Some may argue that a pet is one of the family and there’s nothing wrong with a pet running around a home. But house hunters who don’t like pets or are afraid of them, might be put off by a pet when they come look at the house.

Or, someone who is an animal lover might devote so much attention to the pet, that they might not see your home for what it is. And that could be even worse.

And if we’re talking worst-case scenarios, a pet might bite or scratch a prospective buyer, setting you up for a lawsuit and naturally ending any chance of a sale.

But if you don’t want to move Fido or Mittens out of the home, you should at least take them for a walk or to the park on weekends when people come to showings.

You can also schedule a pet daycare or grooming appointment when people are coming by. The more people in the home, the more likely the animal is to be distracting. Most important, with so many people coming in and out of the house, you don’t want to worry about a dog getting out.

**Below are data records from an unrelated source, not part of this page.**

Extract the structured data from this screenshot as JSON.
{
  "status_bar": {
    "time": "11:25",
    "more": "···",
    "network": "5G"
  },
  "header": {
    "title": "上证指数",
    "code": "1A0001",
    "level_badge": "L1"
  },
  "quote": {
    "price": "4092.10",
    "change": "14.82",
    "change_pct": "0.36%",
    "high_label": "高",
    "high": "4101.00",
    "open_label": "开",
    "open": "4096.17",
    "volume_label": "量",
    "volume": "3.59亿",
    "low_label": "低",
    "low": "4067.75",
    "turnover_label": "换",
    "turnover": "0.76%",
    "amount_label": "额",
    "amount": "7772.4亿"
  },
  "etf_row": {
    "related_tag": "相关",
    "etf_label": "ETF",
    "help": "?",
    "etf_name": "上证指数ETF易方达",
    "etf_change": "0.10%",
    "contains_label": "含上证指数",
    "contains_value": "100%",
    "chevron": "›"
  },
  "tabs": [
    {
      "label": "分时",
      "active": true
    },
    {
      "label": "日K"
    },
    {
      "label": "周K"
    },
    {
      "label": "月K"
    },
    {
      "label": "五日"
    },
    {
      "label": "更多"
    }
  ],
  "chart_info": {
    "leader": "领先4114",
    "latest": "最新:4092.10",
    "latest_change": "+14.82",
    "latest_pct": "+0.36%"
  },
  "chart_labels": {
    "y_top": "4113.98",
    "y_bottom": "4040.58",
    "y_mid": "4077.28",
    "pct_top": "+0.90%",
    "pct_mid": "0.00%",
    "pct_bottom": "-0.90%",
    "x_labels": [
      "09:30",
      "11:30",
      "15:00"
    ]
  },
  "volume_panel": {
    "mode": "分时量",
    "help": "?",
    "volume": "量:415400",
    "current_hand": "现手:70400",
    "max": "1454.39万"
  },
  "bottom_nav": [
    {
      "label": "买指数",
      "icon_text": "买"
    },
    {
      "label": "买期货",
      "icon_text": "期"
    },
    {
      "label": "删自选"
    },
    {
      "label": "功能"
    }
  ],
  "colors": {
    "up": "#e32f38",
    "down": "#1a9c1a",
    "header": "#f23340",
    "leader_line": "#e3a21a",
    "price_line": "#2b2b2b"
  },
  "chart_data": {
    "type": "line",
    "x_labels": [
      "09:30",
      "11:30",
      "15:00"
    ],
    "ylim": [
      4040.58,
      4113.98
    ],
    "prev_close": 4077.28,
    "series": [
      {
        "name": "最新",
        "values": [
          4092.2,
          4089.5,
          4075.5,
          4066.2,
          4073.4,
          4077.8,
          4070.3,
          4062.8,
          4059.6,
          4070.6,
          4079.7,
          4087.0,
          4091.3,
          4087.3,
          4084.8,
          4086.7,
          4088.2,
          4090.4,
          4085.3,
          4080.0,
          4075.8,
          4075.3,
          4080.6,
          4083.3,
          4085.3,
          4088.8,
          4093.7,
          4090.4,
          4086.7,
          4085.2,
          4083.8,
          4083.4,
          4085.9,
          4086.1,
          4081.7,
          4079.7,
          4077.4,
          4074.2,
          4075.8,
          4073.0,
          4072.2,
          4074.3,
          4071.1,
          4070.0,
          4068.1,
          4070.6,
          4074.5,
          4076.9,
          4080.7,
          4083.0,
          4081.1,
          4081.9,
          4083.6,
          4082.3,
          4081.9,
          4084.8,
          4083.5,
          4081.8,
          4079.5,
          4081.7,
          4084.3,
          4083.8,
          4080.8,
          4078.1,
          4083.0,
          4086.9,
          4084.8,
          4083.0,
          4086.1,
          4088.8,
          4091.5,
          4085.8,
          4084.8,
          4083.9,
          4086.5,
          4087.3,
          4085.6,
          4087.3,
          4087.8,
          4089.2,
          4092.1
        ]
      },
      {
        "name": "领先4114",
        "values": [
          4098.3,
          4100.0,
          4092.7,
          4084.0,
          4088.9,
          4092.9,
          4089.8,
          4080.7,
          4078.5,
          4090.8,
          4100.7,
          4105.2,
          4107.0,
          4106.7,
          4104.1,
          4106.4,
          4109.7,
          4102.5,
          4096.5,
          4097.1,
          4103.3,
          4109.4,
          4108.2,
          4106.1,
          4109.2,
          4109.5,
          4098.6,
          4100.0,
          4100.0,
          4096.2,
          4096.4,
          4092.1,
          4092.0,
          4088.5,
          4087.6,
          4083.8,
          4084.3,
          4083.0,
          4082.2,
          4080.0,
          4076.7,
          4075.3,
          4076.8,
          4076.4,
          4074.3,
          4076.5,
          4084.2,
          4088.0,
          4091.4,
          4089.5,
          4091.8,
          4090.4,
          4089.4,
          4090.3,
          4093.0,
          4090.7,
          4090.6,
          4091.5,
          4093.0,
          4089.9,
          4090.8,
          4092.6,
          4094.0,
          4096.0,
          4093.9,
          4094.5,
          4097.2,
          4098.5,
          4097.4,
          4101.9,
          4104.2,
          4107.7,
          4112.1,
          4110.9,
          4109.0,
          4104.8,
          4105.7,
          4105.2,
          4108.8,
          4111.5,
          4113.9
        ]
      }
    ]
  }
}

As for the house itself, be sure to fix or hide any damage that your pet may have caused. Spills around a water bowl or hair on the furniture are all parts of living with a pet, so be sure to vacuum thoroughly and clean as best you can.

Next, put food bowls away, dump out any litter (and bring the box to the garage) if you have cats, and put any toys neatly away.

Open windows to let in fresh air and remove any pet odors, utilize air fresheners and products that remove pet odors from carpets and furniture.

Once done, invite a neighbor over for an honest assessment if there are odors in the home, as often it can be difficult for a pet owner to notice smells caused by the animal themselves.

Another great tip is not to forget the outside. Fill any holes your dog might have dug up. Get rid of any plants or decorations a dog might have chewed. And it goes without saying that any messes from a pet need to be cleaned up. Do all this, and you and your pets will be barking or meowing with joy in no time at all.